The March meeting was about the use of torture, and Freedom House said the Hizb-ut-Tahrir people were there as part of a groundbreaking attempt to build meaningful debate between law enforcement officers and alleged victims of torture. It voiced regret that the event had since been misinterpreted by both the authorities and Hizb-ut-Tahrir.

Local human rights organisations support the idea that dialogue is better than brute force as a way of engaging with radical groups.

“It is pointless trying to fight ideology with aggression,” said Valentina Grizenko, of Justice, a council of rights organisations in the southern town of Jalalabad. “In Uzbekistan, Hizb-ut-Tahrir members have been sentenced to many years in jail, but this has failed to solve the problem.
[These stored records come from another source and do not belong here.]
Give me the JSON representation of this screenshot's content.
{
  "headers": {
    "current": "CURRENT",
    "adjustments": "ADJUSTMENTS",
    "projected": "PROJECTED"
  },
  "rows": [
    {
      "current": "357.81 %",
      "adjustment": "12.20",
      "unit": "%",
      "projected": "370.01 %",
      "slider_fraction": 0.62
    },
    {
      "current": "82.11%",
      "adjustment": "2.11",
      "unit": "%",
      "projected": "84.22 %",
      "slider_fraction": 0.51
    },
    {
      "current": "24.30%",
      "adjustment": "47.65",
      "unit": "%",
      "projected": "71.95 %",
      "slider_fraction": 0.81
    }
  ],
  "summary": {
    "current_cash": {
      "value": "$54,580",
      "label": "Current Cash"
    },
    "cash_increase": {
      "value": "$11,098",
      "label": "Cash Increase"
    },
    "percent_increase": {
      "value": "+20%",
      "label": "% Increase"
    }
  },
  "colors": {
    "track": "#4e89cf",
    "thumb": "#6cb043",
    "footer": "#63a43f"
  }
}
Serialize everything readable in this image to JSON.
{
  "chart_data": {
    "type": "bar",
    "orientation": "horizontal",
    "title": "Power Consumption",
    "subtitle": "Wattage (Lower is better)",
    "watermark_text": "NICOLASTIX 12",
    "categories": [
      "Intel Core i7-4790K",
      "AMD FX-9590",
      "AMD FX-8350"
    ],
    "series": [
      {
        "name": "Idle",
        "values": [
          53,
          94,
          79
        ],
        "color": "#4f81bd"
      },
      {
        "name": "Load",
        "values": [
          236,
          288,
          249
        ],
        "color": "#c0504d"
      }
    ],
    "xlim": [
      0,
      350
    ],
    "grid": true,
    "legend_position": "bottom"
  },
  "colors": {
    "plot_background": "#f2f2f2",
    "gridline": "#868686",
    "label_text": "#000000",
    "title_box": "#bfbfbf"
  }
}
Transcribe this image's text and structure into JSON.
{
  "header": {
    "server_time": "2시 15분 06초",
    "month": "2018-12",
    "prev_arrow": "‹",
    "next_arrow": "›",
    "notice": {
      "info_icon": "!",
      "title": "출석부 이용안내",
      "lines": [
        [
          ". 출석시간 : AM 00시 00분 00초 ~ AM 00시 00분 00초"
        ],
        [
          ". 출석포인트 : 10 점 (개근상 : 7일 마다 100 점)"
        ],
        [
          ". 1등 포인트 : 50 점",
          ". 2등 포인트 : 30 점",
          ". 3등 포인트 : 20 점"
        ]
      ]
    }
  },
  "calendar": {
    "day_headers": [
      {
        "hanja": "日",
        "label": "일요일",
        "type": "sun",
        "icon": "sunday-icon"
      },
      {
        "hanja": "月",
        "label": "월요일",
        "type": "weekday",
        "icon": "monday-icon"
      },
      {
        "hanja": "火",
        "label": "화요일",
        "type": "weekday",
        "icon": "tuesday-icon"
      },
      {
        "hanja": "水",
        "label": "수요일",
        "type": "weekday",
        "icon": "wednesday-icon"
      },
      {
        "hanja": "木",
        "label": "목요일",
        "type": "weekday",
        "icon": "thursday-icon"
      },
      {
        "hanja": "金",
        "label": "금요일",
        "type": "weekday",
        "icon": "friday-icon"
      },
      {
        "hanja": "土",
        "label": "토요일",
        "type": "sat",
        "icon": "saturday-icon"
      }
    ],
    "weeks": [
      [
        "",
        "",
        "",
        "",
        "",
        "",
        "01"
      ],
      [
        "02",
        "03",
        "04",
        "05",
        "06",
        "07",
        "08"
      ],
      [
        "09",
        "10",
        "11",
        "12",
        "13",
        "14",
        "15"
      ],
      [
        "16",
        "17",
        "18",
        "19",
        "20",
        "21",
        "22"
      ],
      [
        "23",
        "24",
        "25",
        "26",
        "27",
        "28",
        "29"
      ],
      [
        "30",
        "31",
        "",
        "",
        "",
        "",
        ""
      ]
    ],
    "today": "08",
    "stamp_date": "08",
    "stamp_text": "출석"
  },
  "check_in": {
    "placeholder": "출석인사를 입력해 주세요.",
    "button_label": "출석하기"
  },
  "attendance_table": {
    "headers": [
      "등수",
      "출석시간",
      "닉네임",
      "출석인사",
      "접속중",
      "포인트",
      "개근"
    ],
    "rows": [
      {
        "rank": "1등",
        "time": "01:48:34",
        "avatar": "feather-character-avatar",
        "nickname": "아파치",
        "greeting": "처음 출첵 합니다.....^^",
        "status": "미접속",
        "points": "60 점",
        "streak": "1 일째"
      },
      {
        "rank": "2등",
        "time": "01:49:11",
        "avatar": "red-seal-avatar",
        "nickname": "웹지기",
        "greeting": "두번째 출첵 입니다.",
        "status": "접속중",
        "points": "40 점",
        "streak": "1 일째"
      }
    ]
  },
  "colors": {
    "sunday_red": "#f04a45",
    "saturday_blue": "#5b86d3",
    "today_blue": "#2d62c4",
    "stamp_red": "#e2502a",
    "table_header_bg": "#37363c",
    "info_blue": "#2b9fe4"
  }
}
An ideology can only be fought with another more powerful ideology.”

Sources in the Kyrgyz security forces claim that Hizb-ut-Tahrir has become more active of late, and they are anticipating that it will soon launch an orchestrated publicity campaign for the release of detained activists. They suspect that it has chosen this sophisticated PR tactic precisely because it knows what impact this will have on human rights groups.

Others reject this out of hand. “The idea that human rights organisations are supporting Hizb-ut-Tahrir, and that the party’s activities have increased because of this support, is simply laughable,” political scientist Viktor Semin told IWPR.

“The movement’s increased activity is a consequence of our country’s economic problems. The spread of extremist feeling throughout the country has been made possible by the failure to appreciate the real danger posed by religious extremism, and a lack of coordination on the part of government agencies.”

The latest accusations against Freedom House follow last month’s remarks by President Askar Akaev, when he accused international organisations of trying to foist an alien democratic model on Kyrgyzstan, possibly through a popular revolution of the kind seen last November in Georgia.

This apparent campaign by a government once regarded as the west’s best friend in Central Asia, and the one most receptive to human rights concerns, comes as the authorities gear up for next year’s presidential and parliamentary elections, in which outside criticism will clearly be unwelcome.

Yrysbek Omurzakov, the editor-in-chief of the Bishkek newspaper Tribuna, told IWPR, “the authorities have decided to put those international organisations which criticise Kyrgyzstan over human rights firmly in their place. Government criticism is now being directed at Freedom House, the OSCE and the [US] National Democratic Institute, in other words western organisations that have started really getting on the nerves of the Kyrgyz White House [government].”

Gulnura Toralieva is a student at the Kyrgyz-Russian Slavonic university in Bishkek, and an intern with IWPR in Kyrgyzstan.